Turkish and Azerbaijani/Final report

From Apertium
Jump to navigation Jump to search

placeholder

Description

Statistics

Dictionaries
  • azmorph lexicon:7375
  • trmorph lexicon:7970
  • tr-az bidix:8208
Coverage
  • Turkish Wikipedia ( , std. dev.: )
  • Turkish SETimes ( , std. dev.: ) 84.84591576 +/- 0.568940593619
  • Turkish ... ( , std. dev.: )
Rules
Error rate
File Num. Words % OOV WER (Sur) PER (Sur) WER (Lem) PER (Lem)
setimes.kosova_plate.tr.txt 243 13.83 21.74 20.95 - -
setimes.kosova.tr.txt 424 - - - - -
setimes.bulgar.tr.txt 395 - - - - -
wikipedia.kadinlar_askerler.tr.txt 1165 - - - - -

How did GSOC go

The GSOC has been a very stimulating (no homo) and challenging. Our plan, at the beginning, was to settle somewhere around 85% of coverage (and we did), with an accuracy in translation between 75% and 85%. I'd say I'm quite satisfied with the thing itself: the translation is easy to post-edit, so that the software is definitely usable. Could it be better? Sure it could, but we are gonna talk of it in the "FUTURE" section.


THE SOFTWARE

The software consists of: apertium framework (which we didn't touch at all), a morphological analyzer for turkish, a generator for azerbaijani, a bidix and a set of CG rules.

What I am happy with

1. Bidix: the bidix is quite vaste. 8000 words are actually a lot of words for agglutinative languages. We set our goal at 10.000 words, which was too much for a language like turkish. So, yes, i'm satisfied with it.

2. The team: it seems that we could manage to get a team of knowledgeable people to fix most of the issues. Pros about the team: nobody knows turkish well but we are all able to reason over it and find better solutions and categorizations than OHOHIHAVEAPHDINTURKISHLINGUISTICS people. (Yes, i'm talking of the people who wrote the infamous Routledge Comprehensive Grammar of Turkish). Another point that should probably be investigated is how beneficial variety in the group is to the project. Our group was quite mixed (we had in fact an engineer, a linguist and a nothing -me-) and we had, almost daily, bits of the eternal struggle between sein and sollen, with the linguist playing the part of the guy who always wanted to do things "in the right way" and the software developer playing the "the way it will work sooner" part. I was in the middle of the struggle and my initial position, which was more on the linguistics side of struggle, shifted towards the necessity of doing something that works. When somebody changes his point of view I think we can safely say that the discussion has been productive.

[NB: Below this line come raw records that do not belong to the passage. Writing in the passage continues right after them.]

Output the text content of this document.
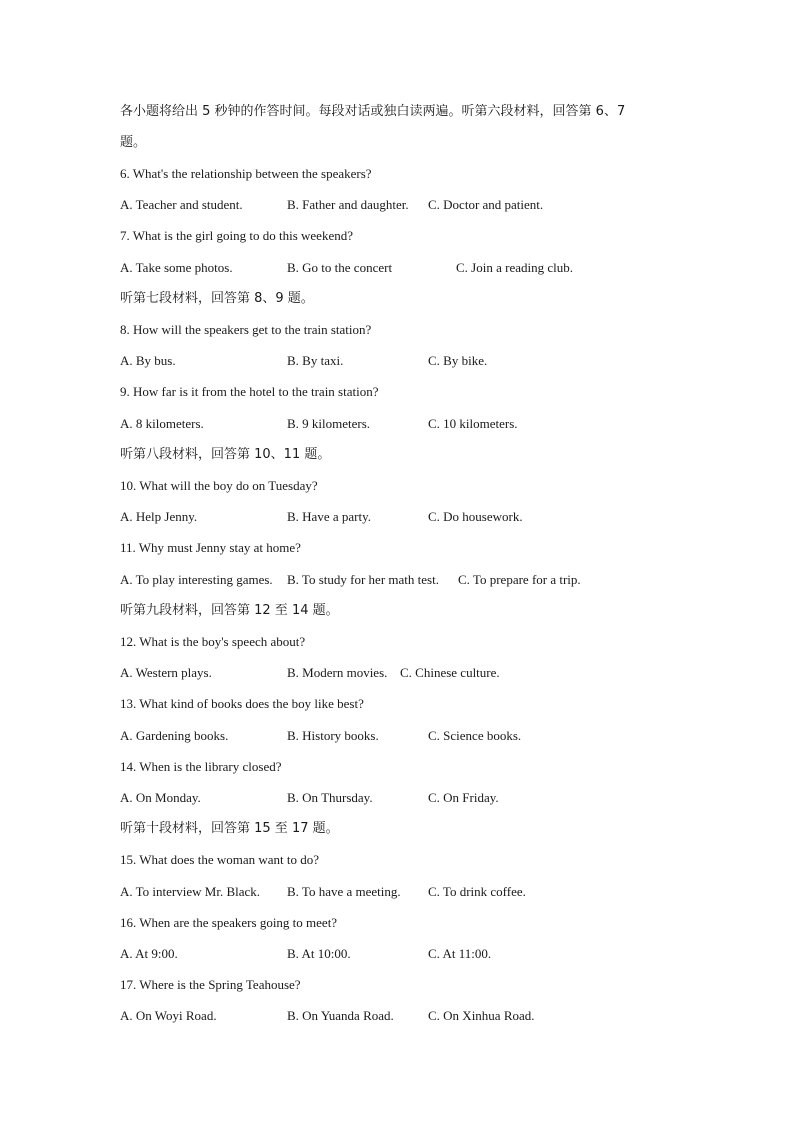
各小题将给出 5 秒钟的作答时间。每段对话或独白读两遍。听第六段材料，回答第 6、7
题。
6. What's the relationship between the speakers?
A. Teacher and student.	B. Father and daughter. C. Doctor and patient.
7. What is the girl going to do this weekend?
A. Take some photos.	B. Go to the concert	C. Join a reading club.
听第七段材料，回答第 8、9 题。
8. How will the speakers get to the train station?
A. By bus.	B. By taxi.	C. By bike.
9. How far is it from the hotel to the train station?
A. 8 kilometers.	B. 9 kilometers.	C. 10 kilometers.
听第八段材料，回答第 10、11 题。
10. What will the boy do on Tuesday?
A. Help Jenny.	B. Have a party.	C. Do housework.
11. Why must Jenny stay at home?
A. To play interesting games. B. To study for her math test. C. To prepare for a trip.
听第九段材料，回答第 12 至 14 题。
12. What is the boy's speech about?
A. Western plays.	B. Modern movies. C. Chinese culture.
13. What kind of books does the boy like best?
A. Gardening books.	B. History books.	C. Science books.
14. When is the library closed?
A. On Monday.	B. On Thursday.	C. On Friday.
听第十段材料，回答第 15 至 17 题。
15. What does the woman want to do?
A. To interview Mr. Black. B. To have a meeting. C. To drink coffee.
16. When are the speakers going to meet?
A. At 9:00.	B. At 10:00.	C. At 11:00.
17. Where is the Spring Teahouse?
A. On Woyi Road.	B. On Yuanda Road.	C. On Xinhua Road.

3. CG: Yes, the CG is not that good. The point is that the lexicon contained in TRmorph is horrible and hence it makes the disambiguation hard, if not impossible. Our CG set is pretty basic and messy, nonetheless it serves the purpose quite well. There are known issues with disambiguating turkish using a CG, we are aware of that. We plan to add a more sophisticated CG in the next months. Having ~80% of words translated well, with most of 20% of mistakes consisting of azmorph wrong morphology makes me think that the CG works quite well, given that in some cases a wrong disambiguation is not that detrimental to the translation, since we usually get many free rides, given the fact that turkish and azeri are really closely related languages.

4. Apertium and HFST: We didn't have to touch the code at all (I honestly wouldn't be able to) but the software proved its usefulness anyway. I have no idea if the tools the software provides us with would be enough to translate between two less-related languages. With turkish-azeri it worked pretty well. I think we can say that we can use Apertium to develop, in future, more pairs having turkish as a source language.

5. Turkish language: I definitely think that working at turkish-azerbaijani made us face the complexity and uniqueness of the turkish language. Dealing with turkic languages, while being all native speakers of IE languages, is sometimes frustrating and generally hard. I'm pretty sure that even people who had no clue about turkish before the project (like my mentor spectie) are feeling really happy for having the chance to approach to it in a scientific and hacking-like manner.

What i am not not happy with

1. Lexicons: the lexicon of TRmorph is really bad. The lexicon of Azmorph, which is derived from TRmorph one, is probably worse.

2. Trmorph and Azmorph: I think it is safe to say that dealing with SFST has been pretty frustrating for everybody.

3. Testing platform: For some reasons i couldn't run the tests properly so that i had to abuse of my mentor's time and patience which ended up making him as frustrated as I am when I eat pasta abroad.

4. Cooperation between students: I know i'm not the most sociable person of the universe. Given that I think that cooperation could be improved. Sadly I think it will probably require a whip.

5. JNW failing at understanding what "jussive" means.


Future work

For the future we are planning to rewrite TRmorph using another standard (probably lexc + twol). I'm already working at the lexicon, which is available at apertium SVN repository.